What Is a Tax-Free Spinoff?
A tax-free spinoff refers to a corporate action in which a publicly traded company spins off one of its business units as an entirely new company without tax implications. This type of transaction is deemed to be "tax-free" because the parent company is still able to divest the business it wants to separate from, but the company does not incur capital gains tax on the divestiture, which would be the case in an outright sale of the business unit to another company.
This can be contrasted with a taxable spinoff.
- A tax-free spinoff is when a corporation carves out and separates part of its business as a new standalone entity, but the separation does not subject the parent firm to paying taxes.
- The first method of conducting a tax-free spinoff is for the parent company to distribute shares in the new spinoff to existing shareholders in direct proportion to their equity interest in the parent.
- The second method is for the parent company to offer existing shareholders the option to exchange their shares in the parent company for an equal proportion of shares in the spinoff company.

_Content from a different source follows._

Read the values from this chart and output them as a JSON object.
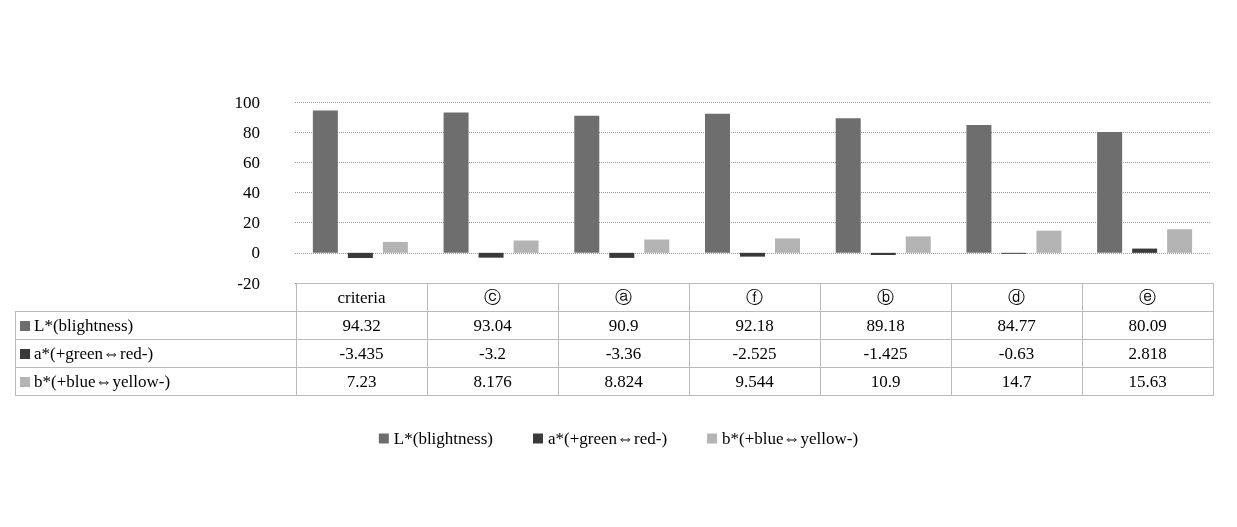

How Tax-Free Spinoffs Work
A spinoff occurs when a parent corporation separates part of its business to create a new business subsidiary and distributes shares of the new entity to its current shareholders. If a parent corporation distributes stock of a subsidiary to its shareholders, the distribution is generally taxable as a dividend to the shareholder.
In addition, the parent corporation is taxed on the built-in gain (the amount the asset has appreciated) in the stock of the subsidiary. Section 355 of the Internal Revenue Code (IRC) provides an exemption to these distribution rules, allowing a corporation to spin off or distribute shares of a subsidiary in a transaction that is tax-free to both shareholders and the parent company.

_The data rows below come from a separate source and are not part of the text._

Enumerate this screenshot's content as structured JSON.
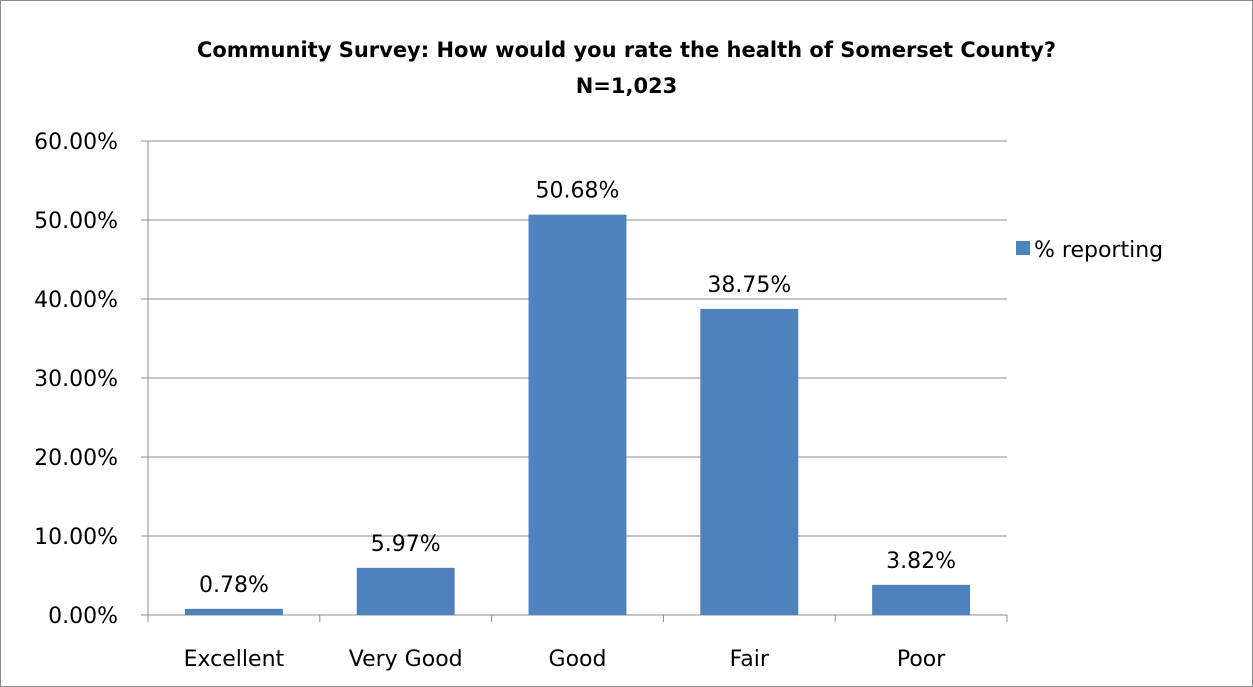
{
  "chart_data": {
    "type": "bar",
    "title": "Community Survey: How would you rate the health of Somerset County?",
    "subtitle": "N=1,023",
    "categories": [
      "Excellent",
      "Very Good",
      "Good",
      "Fair",
      "Poor"
    ],
    "series": [
      {
        "name": "% reporting",
        "values": [
          0.78,
          5.97,
          50.68,
          38.75,
          3.82
        ],
        "color": "#4f81bd"
      }
    ],
    "data_labels": [
      "0.78%",
      "5.97%",
      "50.68%",
      "38.75%",
      "3.82%"
    ],
    "yticks": [
      "0.00%",
      "10.00%",
      "20.00%",
      "30.00%",
      "40.00%",
      "50.00%",
      "60.00%"
    ],
    "ylim": [
      0,
      60
    ],
    "ytick_step": 10,
    "grid": true,
    "legend_position": "right",
    "xlabel": "",
    "ylabel": ""
  }
}
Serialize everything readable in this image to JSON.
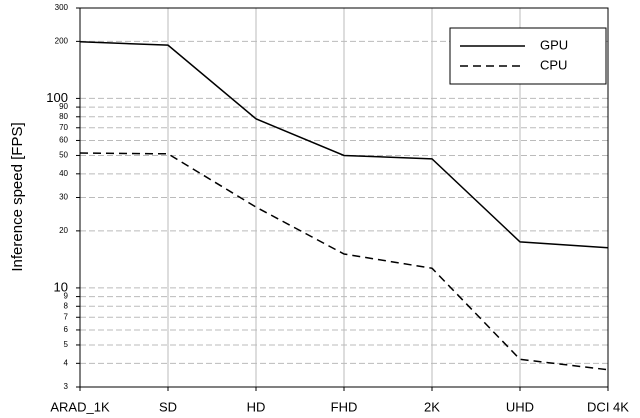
{
  "chart_data": {
    "type": "line",
    "y_label": "Inference speed [FPS]",
    "categories": [
      "ARAD_1K",
      "SD",
      "HD",
      "FHD",
      "2K",
      "UHD",
      "DCI 4K"
    ],
    "series": [
      {
        "name": "GPU",
        "color": "#000000",
        "line_style": "solid",
        "values": [
          199,
          191,
          78,
          50,
          48,
          17.5,
          16.3
        ]
      },
      {
        "name": "CPU",
        "color": "#000000",
        "line_style": "dashed",
        "values": [
          51.5,
          51,
          26.7,
          15.1,
          12.7,
          4.2,
          3.7
        ]
      }
    ],
    "log_scale": true,
    "ylim": [
      3,
      300
    ],
    "yticks": [
      3,
      4,
      5,
      6,
      7,
      8,
      9,
      10,
      20,
      30,
      40,
      50,
      60,
      70,
      80,
      90,
      100,
      200,
      300
    ],
    "grid": true,
    "legend_position": "upper right"
  }
}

There are typically two ways that a company can undertake a tax-free spinoff of a business unit. In either case, the spun-off company or subsidiary becomes its own publicly traded corporation with its own ticker symbol, board of directors, management team, etc.
First, a company can choose to simply distribute all the shares (or at least 80%) of the spun-off company to existing shareholders on a pro rata basis, instead of outright selling the subsidiary to another. For example, if an investor-owned 3% of ABC corporation and ABC was spinning off XYZ corporation, s/he would receive 3% of the shares issues for XYZ.
Secondly, a company may choose to undertake the spinoff by issuing an exchange offer to current shareholders. With this method, current shareholders are given the option to exchange shares of the parent company for an equal stock position in the spun-off company or to maintain their existing stock position in the parent company. The shareholders are free to choose whichever company they believe offers the best potential return on investment (ROI) going forward.
This second method of creating a tax-free spinoff is sometimes referred to as a split-off to distinguish it from the first method.
Taxable vs. Tax-Free Spinoffs
The difference between a tax-free spinoff and a taxable spinoff is that a taxable spinoff results if the spinoff is done by means of an outright sale of the subsidiary company or division of the parent company. Another company or an individual might purchase the subsidiary or division or it might be sold through an initial public offering (IPO).
The manner in which a parent company structures the spinoff and divests itself of a subsidiary or division determines whether the spinoff is taxable or tax-free. The taxable status of a spinoff is governed by Internal Revenue Code (IRC) Section 355. The majority of spinoffs are tax-free, meeting the Section 355 requirements for tax exemption because the parent company and its shareholders do not recognize taxable capital gains.
While a company's first responsibility in determining how to conduct a spinoff is its own continued financial viability, its secondary legal obligation is to act in the best interests of its shareholders. Since the parent company and its shareholders may be subject to sizable capital gains taxes if the spinoff is considered taxable, the inclination of companies is to structure a spinoff so that it is tax-free.
There are any number of reasons why a company might wish to spin off a subsidiary company or division, ranging from the idea that the spinoff can be more profitable as a separate entity to the need to divest the company to avoid antitrust issues. There are detailed requirements in IRC section 355 that go beyond the basic spinoff structure outlined above. Spinoffs can be quite complicated, especially if the transfer of debt is involved. Shareholders may, in that case, wish to seek legal counsel on the possible tax consequences of a proposed spinoff.